I didn't say that AMD chose 14LPP over 14LPE due to costs. My point was that "The only reason why AMD chose 14LPP for all the chips is because AMD doesn't have enough money to select different process nodes", with "nodes" in plural. Instead implementing each chip in the more adequate process node (mobile on 14LPE, enthusiast on 14HP) or some other combination, AMD is using a single process node for all the chips. And this is not a decision taken by technical reasons but by economic reasons.

There are different kind of servers. IBM is using 14HP because their servers target very high clocks. But I agree that AMD server CPUs will target lower clocks, probably the 32 core Zen could be clocked around 2GHz.

About LPP clocks, I am hearing from people as Thevenin that:

The 14nm LPP performs best (efficiency wise) up to 2.5GHz, and takes a significantly nose dive at frequencies above 3GHz. [...] Samsung 14nm LPE/P is a truly mobile / embedded / specialized ASIC optimized process.
 
Don't forget that AMD wants Zen to serve desktop and servers, but also mobile and low power. I believe they want to replace Jaguar with Zen. So it must use low power process to achieve those targets. They probably went with 14LPP instead of 14HP or other high-power because of those mobile targets, not because of servers.

I also remember a slide from them showing they expected a growth in every market segment except desktop, which was declining in size year after year. They are targeting efficiency for mobile and servers first, and then desktop with that they can get out of it.
 

Just to point out, you are quoting the same comment from a year ago...which was speculation then...and is speculation now.

As for IBM, as far as I am aware, Power9 top core count part runs at 2.5 GHz like Power8. As Yuka pointed out, they are after efficiency...not clockspeeds.
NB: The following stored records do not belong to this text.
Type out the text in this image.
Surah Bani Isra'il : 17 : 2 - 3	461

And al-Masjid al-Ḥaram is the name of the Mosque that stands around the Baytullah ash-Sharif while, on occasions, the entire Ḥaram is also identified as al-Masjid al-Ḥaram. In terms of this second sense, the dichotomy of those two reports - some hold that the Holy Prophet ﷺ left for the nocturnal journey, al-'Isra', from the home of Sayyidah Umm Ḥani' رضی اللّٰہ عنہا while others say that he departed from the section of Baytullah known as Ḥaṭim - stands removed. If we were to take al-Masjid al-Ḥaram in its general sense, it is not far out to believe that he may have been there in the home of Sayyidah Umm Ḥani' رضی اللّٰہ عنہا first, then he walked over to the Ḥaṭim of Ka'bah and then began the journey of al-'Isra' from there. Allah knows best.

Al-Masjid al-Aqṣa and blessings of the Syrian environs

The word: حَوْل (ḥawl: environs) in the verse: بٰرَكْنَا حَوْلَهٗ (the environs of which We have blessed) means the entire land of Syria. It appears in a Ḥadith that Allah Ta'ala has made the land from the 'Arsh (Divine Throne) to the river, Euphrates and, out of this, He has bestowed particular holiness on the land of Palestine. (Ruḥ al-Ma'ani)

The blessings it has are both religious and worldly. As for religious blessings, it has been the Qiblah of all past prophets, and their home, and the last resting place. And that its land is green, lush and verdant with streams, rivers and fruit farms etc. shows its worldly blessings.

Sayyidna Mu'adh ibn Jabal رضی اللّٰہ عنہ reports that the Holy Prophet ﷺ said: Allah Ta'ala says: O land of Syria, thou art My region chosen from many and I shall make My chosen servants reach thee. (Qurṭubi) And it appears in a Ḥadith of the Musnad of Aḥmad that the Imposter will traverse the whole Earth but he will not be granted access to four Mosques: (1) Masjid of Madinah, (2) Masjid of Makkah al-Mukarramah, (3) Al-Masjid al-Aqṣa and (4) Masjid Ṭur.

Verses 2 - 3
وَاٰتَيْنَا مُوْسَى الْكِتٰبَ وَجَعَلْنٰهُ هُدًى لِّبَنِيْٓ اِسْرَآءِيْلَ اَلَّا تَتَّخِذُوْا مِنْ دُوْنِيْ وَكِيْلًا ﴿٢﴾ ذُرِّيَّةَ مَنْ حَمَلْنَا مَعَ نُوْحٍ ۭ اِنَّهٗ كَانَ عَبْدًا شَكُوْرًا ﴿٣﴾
Additionally...LPP will have much better efficiency than that of 14HP, not to mention, GloFo does not even carry 14HP, either.

 


Yes Zen replaces both Jaguar and Piledriver/Excavator. But my point wasn't that AMD would chose 14HP instead 14LPP. My point was other:

"The only reason why AMD chose 14LPP for all the chips is because AMD doesn't have enough money to select different process nodes", with "nodes" in plural. Instead implementing each chip in the more adequate process node (mobile on 14LPE, enthusiast on 14HP or some other combination), AMD is using a single process node for all the chips. And this is not a decision taken by technical reasons but by economic reasons.